Project

Dietetics and the multidimensionality of food

Dietetics is inextricably linked to its object: food in relation to health and disease. In people’s everyday lives, food is extremely multidimensional. The health dimension is strongly emphasized in current dietetic literature. However, fields like anthropology, psychology, ethics, and sociology have yielded rich insights into the importance of other dimensions of food that, explicitly or implicitly, play a role in people’s lives. Examples include the cultural identity of food, the morality of food choices, where we buy our food and who we eat with, habitual practices and our own experience-based beliefs regarding healthy and unhealthy food.

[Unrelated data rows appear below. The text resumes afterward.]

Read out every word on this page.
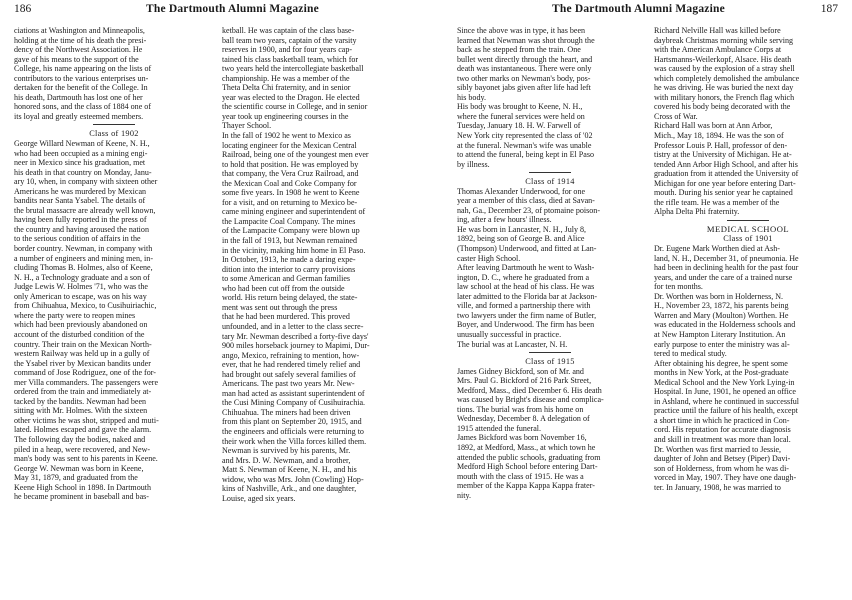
186	The Dartmouth Alumni Magazine
ciations at Washington and Minneapolis,
holding at the time of his death the presi-
dency of the Northwest Association. He
gave of his means to the support of the
College, his name appearing on the lists of
contributors to the various enterprises un-
dertaken for the benefit of the College. In
his death, Dartmouth has lost one of her
honored sons, and the class of 1884 one of
its loyal and greatly esteemed members.
Class of 1902
George Willard Newman of Keene, N. H.,
who had been occupied as a mining engi-
neer in Mexico since his graduation, met
his death in that country on Monday, Janu-
ary 10, when, in company with sixteen other
Americans he was murdered by Mexican
bandits near Santa Ysabel. The details of
the brutal massacre are already well known,
having been fully reported in the press of
the country and having aroused the nation
to the serious condition of affairs in the
border country. Newman, in company with
a number of engineers and mining men, in-
cluding Thomas B. Holmes, also of Keene,
N. H., a Technology graduate and a son of
Judge Lewis W. Holmes '71, who was the
only American to escape, was on his way
from Chihuahua, Mexico, to Cusihuiriachic,
where the party were to reopen mines
which had been previously abandoned on
account of the disturbed condition of the
country. Their train on the Mexican North-
western Railway was held up in a gully of
the Ysabel river by Mexican bandits under
command of Jose Rodriguez, one of the for-
mer Villa commanders. The passengers were
ordered from the train and immediately at-
tacked by the bandits. Newman had been
sitting with Mr. Holmes. With the sixteen
other victims he was shot, stripped and muti-
lated. Holmes escaped and gave the alarm.
The following day the bodies, naked and
piled in a heap, were recovered, and New-
man's body was sent to his parents in Keene.
George W. Newman was born in Keene,
May 31, 1879, and graduated from the
Keene High School in 1898. In Dartmouth
he became prominent in baseball and bas-
ketball. He was captain of the class base-
ball team two years, captain of the varsity
reserves in 1900, and for four years cap-
tained his class basketball team, which for
two years held the intercollegiate basketball
championship. He was a member of the
Theta Delta Chi fraternity, and in senior
year was elected to the Dragon. He elected
the scientific course in College, and in senior
year took up engineering courses in the
Thayer School.
In the fall of 1902 he went to Mexico as
locating engineer for the Mexican Central
Railroad, being one of the youngest men ever
to hold that position. He was employed by
that company, the Vera Cruz Railroad, and
the Mexican Coal and Coke Company for
some five years. In 1908 he went to Keene
for a visit, and on returning to Mexico be-
came mining engineer and superintendent of
the Lampacite Coal Company. The mines
of the Lampacite Company were blown up
in the fall of 1913, but Newman remained
in the vicinity, making him home in El Paso.
In October, 1913, he made a daring expe-
dition into the interior to carry provisions
to some American and German families
who had been cut off from the outside
world. His return being delayed, the state-
ment was sent out through the press
that he had been murdered. This proved
unfounded, and in a letter to the class secre-
tary Mr. Newman described a forty-five days'
900 miles horseback journey to Mapimi, Dur-
ango, Mexico, refraining to mention, how-
ever, that he had rendered timely relief and
had brought out safely several families of
Americans. The past two years Mr. New-
man had acted as assistant superintendent of
the Cusi Mining Company of Cusihuirachia.
Chihuahua. The miners had been driven
from this plant on September 20, 1915, and
the engineers and officials were returning to
their work when the Villa forces killed them.
Newman is survived by his parents, Mr.
and Mrs. D. W. Newman, and a brother,
Matt S. Newman of Keene, N. H., and his
widow, who was Mrs. John (Cowling) Hop-
kins of Nashville, Ark., and one daughter,
Louise, aged six years.
The Dartmouth Alumni Magazine	187
Since the above was in type, it has been
learned that Newman was shot through the
back as he stepped from the train. One
bullet went directly through the heart, and
death was instantaneous. There were only
two other marks on Newman's body, pos-
sibly bayonet jabs given after life had left
his body.
His body was brought to Keene, N. H.,
where the funeral services were held on
Tuesday, January 18. H. W. Farwell of
New York city represented the class of '02
at the funeral. Newman's wife was unable
to attend the funeral, being kept in El Paso
by illness.
Class of 1914
Thomas Alexander Underwood, for one
year a member of this class, died at Savan-
nah, Ga., December 23, of ptomaine poison-
ing, after a few hours' illness.
He was born in Lancaster, N. H., July 8,
1892, being son of George B. and Alice
(Thompson) Underwood, and fitted at Lan-
caster High School.
After leaving Dartmouth he went to Wash-
ington, D. C., where he graduated from a
law school at the head of his class. He was
later admitted to the Florida bar at Jackson-
ville, and formed a partnership there with
two lawyers under the firm name of Butler,
Boyer, and Underwood. The firm has been
unusually successful in practice.
The burial was at Lancaster, N. H.
Class of 1915
James Gidney Bickford, son of Mr. and
Mrs. Paul G. Bickford of 216 Park Street,
Medford, Mass., died December 6. His death
was caused by Bright's disease and complica-
tions. The burial was from his home on
Wednesday, December 8. A delegation of
1915 attended the funeral.
James Bickford was born November 16,
1892, at Medford, Mass., at which town he
attended the public schools, graduating from
Medford High School before entering Dart-
mouth with the class of 1915. He was a
member of the Kappa Kappa Kappa frater-
nity.
Richard Nelville Hall was killed before
daybreak Christmas morning while serving
with the American Ambulance Corps at
Hartsmanns-Weilerkopf, Alsace. His death
was caused by the explosion of a stray shell
which completely demolished the ambulance
he was driving. He was buried the next day
with military honors, the French flag which
covered his body being decorated with the
Cross of War.
Richard Hall was born at Ann Arbor,
Mich., May 18, 1894. He was the son of
Professor Louis P. Hall, professor of den-
tistry at the University of Michigan. He at-
tended Ann Arbor High School, and after his
graduation from it attended the University of
Michigan for one year before entering Dart-
mouth. During his senior year he captained
the rifle team. He was a member of the
Alpha Delta Phi fraternity.
MEDICAL SCHOOL
Class of 1901
Dr. Eugene Mark Worthen died at Ash-
land, N. H., December 31, of pneumonia. He
had been in declining health for the past four
years, and under the care of a trained nurse
for ten months.
Dr. Worthen was born in Holderness, N.
H., November 23, 1872, his parents being
Warren and Mary (Moulton) Worthen. He
was educated in the Holderness schools and
at New Hampton Literary Institution. An
early purpose to enter the ministry was al-
tered to medical study.
After obtaining his degree, he spent some
months in New York, at the Post-graduate
Medical School and the New York Lying-in
Hospital. In June, 1901, he opened an office
in Ashland, where he continued in successful
practice until the failure of his health, except
a short time in which he practiced in Con-
cord. His reputation for accurate diagnosis
and skill in treatment was more than local.
Dr. Worthen was first married to Jessie,
daughter of John and Betsey (Piper) Davi-
son of Holderness, from whom he was di-
vorced in May, 1907. They have one daugh-
ter. In January, 1908, he was married to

It is within this complex field of interrelated and sometimes clashing food dimensions that dietitians work. This PhD-project focusses on how dietitians address malnutrition among community-dwelling elderly. Malnutrition in this group continues to be a major and often overlooked problem in contemporary societies. The overall goal of the project is to add to the dietetic care of this group.

To reach this goal, a large ethnographic study will be conducted of everyday practices of dietitians regarding malnourished elderly and regarding involved other health professionals, as well as informal caregivers. Based on this ethnographic study, a tool that will help dietitians in their everyday management of malnutrition in the elderly will be developed, piloted and evaluated.

This research is funded by a NWO Doctoral Grant for Teachers.